Le 11novembre entre dans toutes les écoles
« J’ai décidé que le 11 novembre, jour de la Victoire et de la Paix, journée nationale d’hommage à tous les Morts pour la France, serait désormais commémoré dans l’ensemble des écoles et établissements scolaires, à partir du CM1 », Le ministre veut aussi donner davantage de place à la mémoire nationale. À partir du CM1, le 11Novembre sera désormais commémoré dans l’ensemble des écoles et établissements scolaires. Un guide sera remis aux équipes éducatives pour organiser ces cérémonies, conçues comme « brèves mais solennelles ».
Une direction de la politique territoriale de l’Ecole et de l’anticipation
C’est l’annonce la plus institutionnellela création d’une « direction de la politique territoriale de l’École et de l’anticipation ». Édouard Geffray la décrit comme une sorte de « DATAR de l’École » pour prévoir à cinq ans. Son rôle sera de rassembler les services compétents au niveau national pour mieux prévoir les évolutions démographiques, les besoins scolaires et l’aménagement de l’offre éducative.
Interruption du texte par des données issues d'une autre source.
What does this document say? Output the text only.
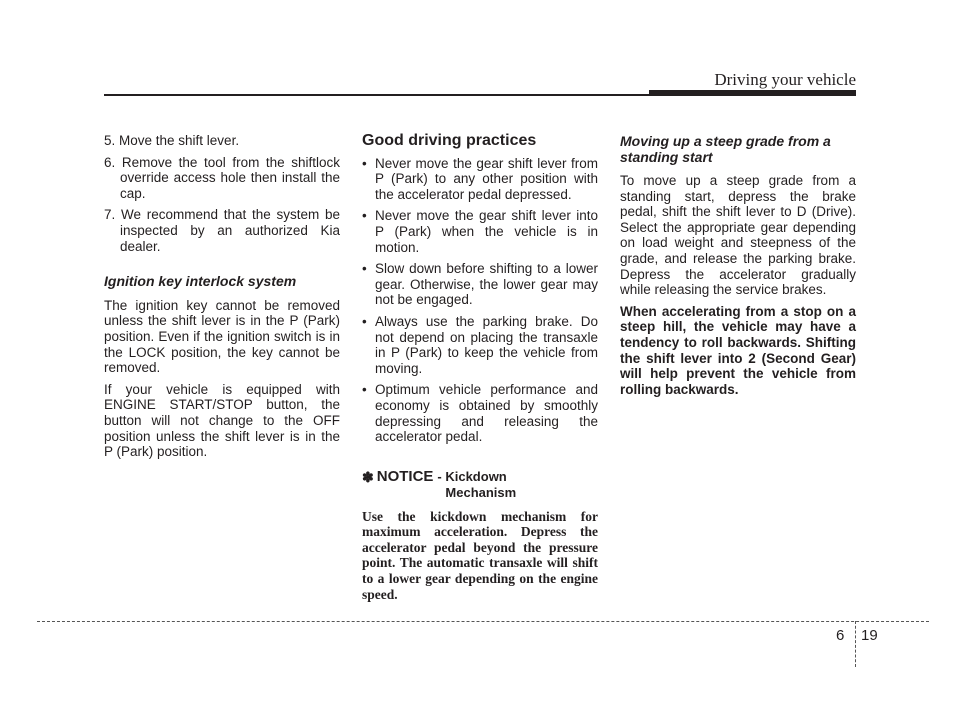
Driving your vehicle

5. Move the shift lever.

6. Remove the tool from the shiftlock override access hole then install the cap.

7. We recommend that the system be inspected by an authorized Kia dealer.

Ignition key interlock system

The ignition key cannot be removed unless the shift lever is in the P (Park) position. Even if the ignition switch is in the LOCK position, the key cannot be removed.

If your vehicle is equipped with ENGINE START/STOP button, the button will not change to the OFF position unless the shift lever is in the P (Park) position.

Good driving practices
• Never move the gear shift lever from P (Park) to any other position with the accelerator pedal depressed.
• Never move the gear shift lever into P (Park) when the vehicle is in motion.
• Slow down before shifting to a lower gear. Otherwise, the lower gear may not be engaged.
• Always use the parking brake. Do not depend on placing the transaxle in P (Park) to keep the vehicle from moving.
• Optimum vehicle performance and economy is obtained by smoothly depressing and releasing the accelerator pedal.
✽ NOTICE - Kickdown
Mechanism
Use the kickdown mechanism for maximum acceleration. Depress the accelerator pedal beyond the pressure point. The automatic transaxle will shift to a lower gear depending on the engine speed.
Moving up a steep grade from a standing start

To move up a steep grade from a standing start, depress the brake pedal, shift the shift lever to D (Drive). Select the appropriate gear depending on load weight and steepness of the grade, and release the parking brake. Depress the accelerator gradually while releasing the service brakes.

When accelerating from a stop on a steep hill, the vehicle may have a tendency to roll backwards. Shifting the shift lever into 2 (Second Gear) will help prevent the vehicle from rolling backwards.

6 19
L’IA enseignée à tous les élèves de seconde en 2027
A la veille d’une élection présidentielle, le ministre regarde au-delà de cette rentrée et annonce qu’à compter de septembre 2027, tous les élèves de seconde bénéficieront d’un enseignement consacré à l’intelligence artificielle. L’an dernier, la ministre Borne annonçait déjà une heure en 4eme et 2nde à la rentrée… 2025.
Ainsi, derrière le discours de la continuité, la conférence de rentrée d’Édouard Geffray aligne une série de mesures très concrètes. Pas de « réforme Geffray », donc, mais des règles plus strictes pour les examens, une vigilance accrue sur les violences sexuelles, une offensive contre les écrans, une nouvelle place accordée aux commémorations et une réorganisation de l’administration scolaire.
Si le ministre ne veut pas être un réformateur, cette rentrée marque bien quelques changements, dans la continuité. Le cap est bel et bien maintenu.